Doch kaum hat Henry noch im Stehen an seinem Platz das zuvor verschwiegene Geheimnis der verstorbenen Lady Lavinja offenbart, ist das zwischenzeitliche Fortbleiben von Madame auch schon vergessen. Nicht nur sie, sondern auch ihre Tochter scheint die verheimlichte Schwangerschaft, von der Henry mir eben noch bei sich im stillen Kämmerchen erzählte, geradezu zu verzücken, Amy-Rose wirkt sichtlich erleichtert, was mir die Galle in den Rachen treibt, wenn ich darüber nachdenke, wo dies herrühren könnte - vor allem in Anbetracht der Erleichterung, die ich selbst oben noch verspürt habe. Möge Gott Gnade mit mir haben, wenn es die Gleiche ist. Agatha Courterton dagegen schlägt sich entsetzt die zarte Hand vor den Mund, die Augen in Entsetzen weit aufgerissen. Instinktiv frage ich mich, ob die Schwangerschaft für sie etwas verändert. Doch selbst Todd Courtertons unterkühltes, beinah teilnahmsloses Gesicht - ganz so als ginge es um eine entfernte Bekannte und nicht um seine verstorbene Frau, was eine Reaktion auf ein zu erwartendes Kind! - wird überstiegen von der Reaktion eines bestimmten Anwesenden:

Augustus Courterton nämlich, der gerade dabei gewesen war, sich - gut gesättigt wie es schien - den gefüllten Bauch zu streichen und den letzten Bissen mit einem Glas Wasser herunter zu spülen, setzte ebendieses nicht nur eine Spur, sondern viel zu laut wieder auf dem hellen Grund der weißen Tischdecke ab. Seine viel zu kleinen Augen schimmern mit einem Mal wässrig, als er in der Bewegung innehält und das Wasserglas genau deshalb etwas schnell den geringen Abstand zwischen Glasboden und Tisch schließt. Seine wulstige Unterlippe beginnt zu zittern. „Nein, nein, nein...", murmelt er vor sich hin, doch es scheint, als würden die Worte mehr ihm selbst gelten, als dass sie eine direkte Erwiderung auf Henrys Verkündung ist. Die ändert sich, noch im selben Moment, in dem sich das Zittern über sein Gesicht ausbreitet und er vehement den Kopf schüttelt. Seine fleischigen Wangen schlackern, als er aufsieht und Henry direkt in das erwartungsvolle Gesicht. Mich beschleicht eine merkwürdige Vorahnung im Bezug auf dessen Theorie. Kann es sein, dass... Nein, keine vorschnellen Schlüsse ziehen, ermahne ich mich. „Nein, nein, nein! Das verbitte ich mir, wie kannst du nur so scheußlich von dir selbst ablenken wollen, ungezogener Bengel!", schäumt Henrys Onkel, diesmal klar an ihn gerichtet. Seine Gesichtsfarbe wird von rosig zu stetig pflaumenfarben bis es fast dem Kostüm von Marisha Jakov ähnelt.

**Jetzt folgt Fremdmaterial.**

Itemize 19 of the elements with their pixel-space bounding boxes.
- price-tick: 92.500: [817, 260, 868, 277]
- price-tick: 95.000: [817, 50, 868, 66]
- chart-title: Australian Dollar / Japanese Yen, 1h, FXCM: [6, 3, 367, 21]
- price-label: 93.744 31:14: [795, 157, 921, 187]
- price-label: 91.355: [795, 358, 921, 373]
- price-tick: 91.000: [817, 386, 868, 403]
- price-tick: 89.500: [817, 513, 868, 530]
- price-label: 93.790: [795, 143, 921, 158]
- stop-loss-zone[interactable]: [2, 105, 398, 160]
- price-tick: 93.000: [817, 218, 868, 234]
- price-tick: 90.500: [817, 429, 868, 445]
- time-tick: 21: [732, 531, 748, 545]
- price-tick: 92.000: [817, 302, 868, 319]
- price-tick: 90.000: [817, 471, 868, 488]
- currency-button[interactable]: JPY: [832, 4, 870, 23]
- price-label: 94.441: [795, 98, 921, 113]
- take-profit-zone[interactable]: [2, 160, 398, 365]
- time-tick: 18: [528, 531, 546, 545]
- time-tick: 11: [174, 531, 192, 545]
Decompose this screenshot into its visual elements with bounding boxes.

Dann sinkt er in sich zusammen: „Das kann nicht... das ist nicht...", stottert er und mit jedem Wort weiten sich seine Lider mehr und mehr. Wässriges Glitzern errötet seine Augen und ich kann unverkennbar sehen, wie er seine Lippen festaufeinander presst, bevor sich eine Schliere salziger Tränenflüssigkeit aus seinem verklebten Wimpernkrank löst und sich dann in seinem Schnauzbart verfängt.

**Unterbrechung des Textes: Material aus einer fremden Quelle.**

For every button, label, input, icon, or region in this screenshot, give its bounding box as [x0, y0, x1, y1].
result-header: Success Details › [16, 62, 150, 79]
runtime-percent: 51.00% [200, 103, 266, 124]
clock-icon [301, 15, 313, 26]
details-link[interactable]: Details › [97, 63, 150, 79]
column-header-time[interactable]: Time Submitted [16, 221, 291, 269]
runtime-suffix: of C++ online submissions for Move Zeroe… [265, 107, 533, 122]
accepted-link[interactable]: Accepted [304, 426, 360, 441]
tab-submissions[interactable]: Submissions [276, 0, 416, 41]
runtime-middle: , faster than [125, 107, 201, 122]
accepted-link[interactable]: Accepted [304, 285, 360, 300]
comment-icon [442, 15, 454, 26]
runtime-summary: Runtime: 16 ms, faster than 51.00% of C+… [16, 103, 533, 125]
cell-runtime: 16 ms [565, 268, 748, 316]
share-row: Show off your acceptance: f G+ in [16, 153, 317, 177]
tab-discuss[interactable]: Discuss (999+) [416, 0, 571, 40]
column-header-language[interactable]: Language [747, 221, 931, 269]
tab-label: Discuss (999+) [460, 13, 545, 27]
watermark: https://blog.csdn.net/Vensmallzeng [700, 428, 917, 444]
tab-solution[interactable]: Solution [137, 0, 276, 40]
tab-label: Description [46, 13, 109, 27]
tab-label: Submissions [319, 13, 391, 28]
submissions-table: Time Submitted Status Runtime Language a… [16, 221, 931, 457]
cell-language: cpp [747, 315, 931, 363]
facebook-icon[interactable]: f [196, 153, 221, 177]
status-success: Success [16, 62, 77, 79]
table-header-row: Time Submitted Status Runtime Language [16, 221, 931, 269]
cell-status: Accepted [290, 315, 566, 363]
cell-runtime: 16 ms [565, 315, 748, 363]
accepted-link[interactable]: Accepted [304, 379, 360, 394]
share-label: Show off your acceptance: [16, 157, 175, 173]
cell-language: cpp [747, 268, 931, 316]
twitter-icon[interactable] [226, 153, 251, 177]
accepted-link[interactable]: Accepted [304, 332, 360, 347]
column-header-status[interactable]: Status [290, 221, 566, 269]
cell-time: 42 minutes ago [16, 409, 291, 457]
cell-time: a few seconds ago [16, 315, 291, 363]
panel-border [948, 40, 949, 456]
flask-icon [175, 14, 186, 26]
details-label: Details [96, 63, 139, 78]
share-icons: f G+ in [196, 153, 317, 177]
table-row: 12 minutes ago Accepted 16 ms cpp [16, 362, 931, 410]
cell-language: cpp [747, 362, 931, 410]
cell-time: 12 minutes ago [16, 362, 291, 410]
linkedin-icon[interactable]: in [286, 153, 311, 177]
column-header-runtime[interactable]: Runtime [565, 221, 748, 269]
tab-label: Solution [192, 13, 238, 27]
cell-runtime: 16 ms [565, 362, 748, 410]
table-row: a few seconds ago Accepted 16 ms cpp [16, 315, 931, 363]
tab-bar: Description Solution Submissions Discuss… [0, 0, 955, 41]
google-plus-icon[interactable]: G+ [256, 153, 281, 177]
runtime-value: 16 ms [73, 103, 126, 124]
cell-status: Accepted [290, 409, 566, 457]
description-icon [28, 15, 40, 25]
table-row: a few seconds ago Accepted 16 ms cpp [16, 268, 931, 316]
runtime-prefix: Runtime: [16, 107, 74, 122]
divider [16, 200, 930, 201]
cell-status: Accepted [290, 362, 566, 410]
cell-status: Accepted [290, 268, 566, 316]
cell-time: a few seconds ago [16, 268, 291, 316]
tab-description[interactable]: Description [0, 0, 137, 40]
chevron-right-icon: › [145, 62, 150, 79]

„Vater!", nimmt schließlich sein Sohn das Gespräch wieder auf und lässt seinen Blick über die über diese ausschweifende Reaktion fassungslosen und teils auch viel zu gefassten Gesichter der anderen - mir eingeschlossen - wandern. „Ich muss doch sehr bitten! Reiß dich doch zusammen, Vater!", spricht Jareth, als wäre er das Elternteil und nicht das verzweifelte Häufchen Elend zwei Plätze weiter. „Ob die alte Lady nun geschwängert war oder nicht, wen interessiert das schon?", lässt er verlauten und hält dann in der Bewegung inne. Mit dem pikierten Ausdruck, der mit einem Mal in seinem Gesicht liegt, das so seltsam alt und jung zugleich aussieht, kann er Madame Marilyn beinahe das Wasser reichen. „Es sei denn..." Der Ton seiner Wangen färbt sich ebenso dunkler. „Es sei denn... dich interessiert es", stellt er fest und ich schnappe nach Luft. Kurz gilt sein Blick mir, dem einzigen Geräusch in einem wie erstarrten Raum, als er die Lippen unter seinem Schnauzer angewidert verzieht. „Vater, was. Hast. Du. Getan?" Eine Zornesader steht mit einmal straff und bläulich schimmernd auf Jareth schwitzender Stirn.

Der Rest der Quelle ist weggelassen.